Outside those folders, the rest of the files are:
- input_variables.py: Copy of the input variables used for this run.
- mRNA.in: NUPACK-formatted input to test the mRNA's secondary structure.
- mRNA.mfe: NUPACK-formatted output with the most favorable secondary structure for the mRNA.
- toehold_candidates.txt: First list of toeholds ranked by the number of non-paired positions in the secondary structure of the trigger region of the target mRNA.
- toehold_seqs.fasta: FASTA-formatted file containing the recognition sequences for each of the toeholds.

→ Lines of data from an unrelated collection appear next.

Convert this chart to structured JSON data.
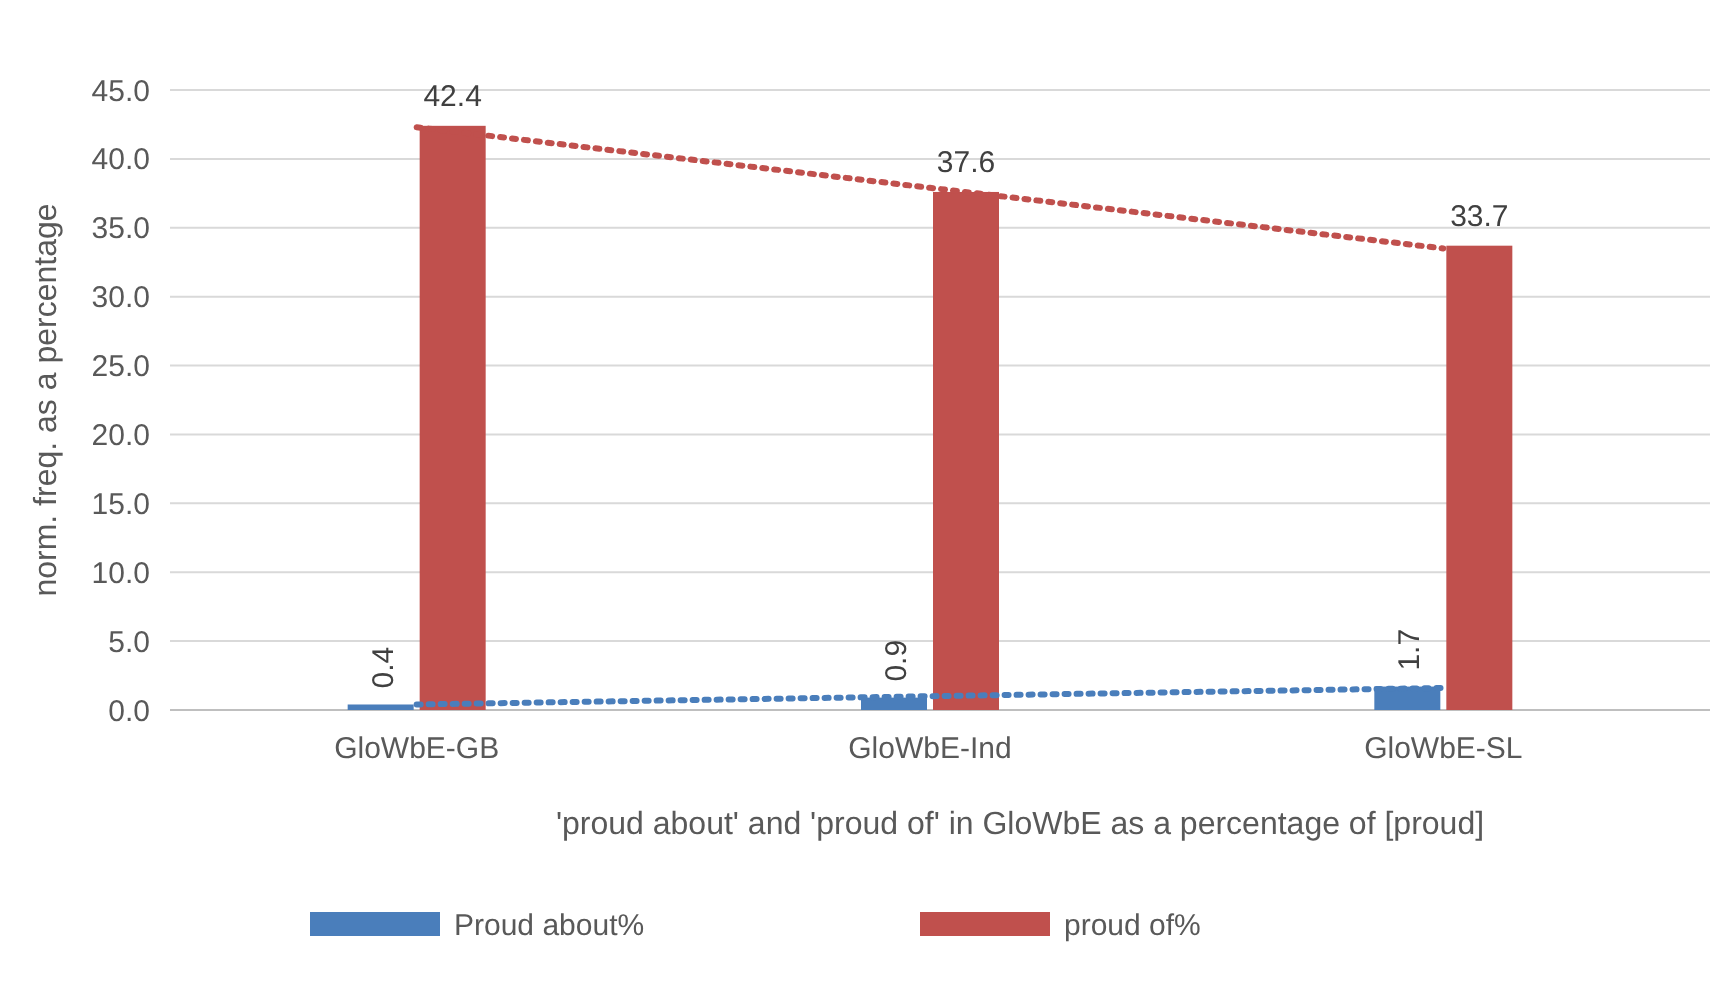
{
  "chart_data": {
    "type": "bar",
    "categories": [
      "GloWbE-GB",
      "GloWbE-Ind",
      "GloWbE-SL"
    ],
    "series": [
      {
        "name": "Proud about%",
        "color": "#4a7ebb",
        "values": [
          0.4,
          0.9,
          1.7
        ],
        "value_labels": [
          "0.4",
          "0.9",
          "1.7"
        ]
      },
      {
        "name": "proud of%",
        "color": "#c0504d",
        "values": [
          42.4,
          37.6,
          33.7
        ],
        "value_labels": [
          "42.4",
          "37.6",
          "33.7"
        ]
      },
      {
        "type": "line",
        "color": "#4a7ebb",
        "values": [
          0.4,
          1.0,
          1.6
        ],
        "line_style": "dotted"
      },
      {
        "type": "line",
        "color": "#c0504d",
        "values": [
          42.3,
          37.9,
          33.5
        ],
        "line_style": "dotted"
      }
    ],
    "ylim": [
      0,
      45
    ],
    "yticks": [
      {
        "value": 0,
        "label": "0.0"
      },
      {
        "value": 5,
        "label": "5.0"
      },
      {
        "value": 10,
        "label": "10.0"
      },
      {
        "value": 15,
        "label": "15.0"
      },
      {
        "value": 20,
        "label": "20.0"
      },
      {
        "value": 25,
        "label": "25.0"
      },
      {
        "value": 30,
        "label": "30.0"
      },
      {
        "value": 35,
        "label": "35.0"
      },
      {
        "value": 40,
        "label": "40.0"
      },
      {
        "value": 45,
        "label": "45.0"
      }
    ],
    "ylabel": "norm. freq. as a percentage",
    "xlabel": "'proud about' and 'proud of' in GloWbE as a percentage of [proud]",
    "grid": "y",
    "legend": "bottom"
  }
}
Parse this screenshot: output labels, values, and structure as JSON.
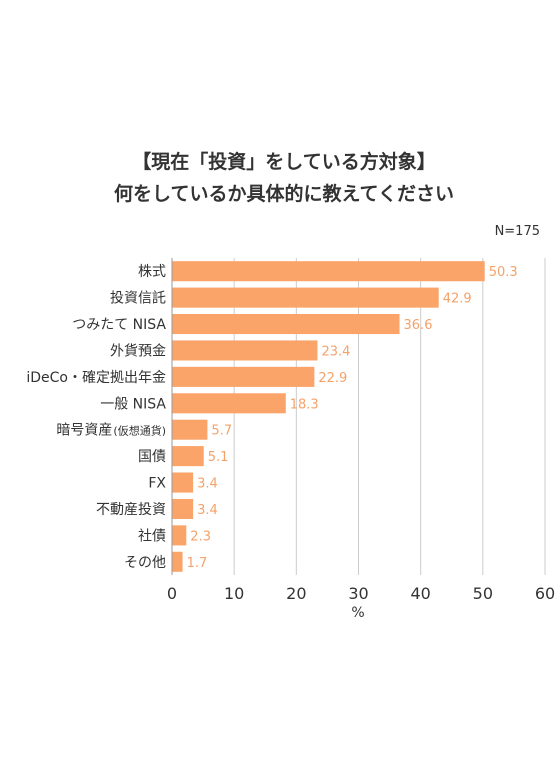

- all_toeholds_results.txt: Results of the tests performed on the toeholds. It adds the following columns to the toehold_candidates.txt file:
- Toehold index
- deltaG of binding of the toehold-mRNA complex
- Percentage of paired bases of the toehold-mRNA complex that correspond the intended base pairing
- deltaG of folding of the toehold secondary structure
- deltaG of folding of the mRNA secondary structure
- GC content of the toehold recognition sequence
- GC content at the most stable (GC strong) and least stable (GC weak) positions from our molecular dynamics simulation of toehold 1 from Green et al., 2014. Cell
- deltaG of refolding of the RBS-linker section of the toehold switch
- <tag>_toeholds_alignment.aln: Output of the BLAST alignment of the library of toeholds to the genome referenced with the corresponding tag in the genome list.
- all_toeholds_results_genome_matches.txt: Adds the counts of matches for each toehold in each of the genomes referenced in the genome list.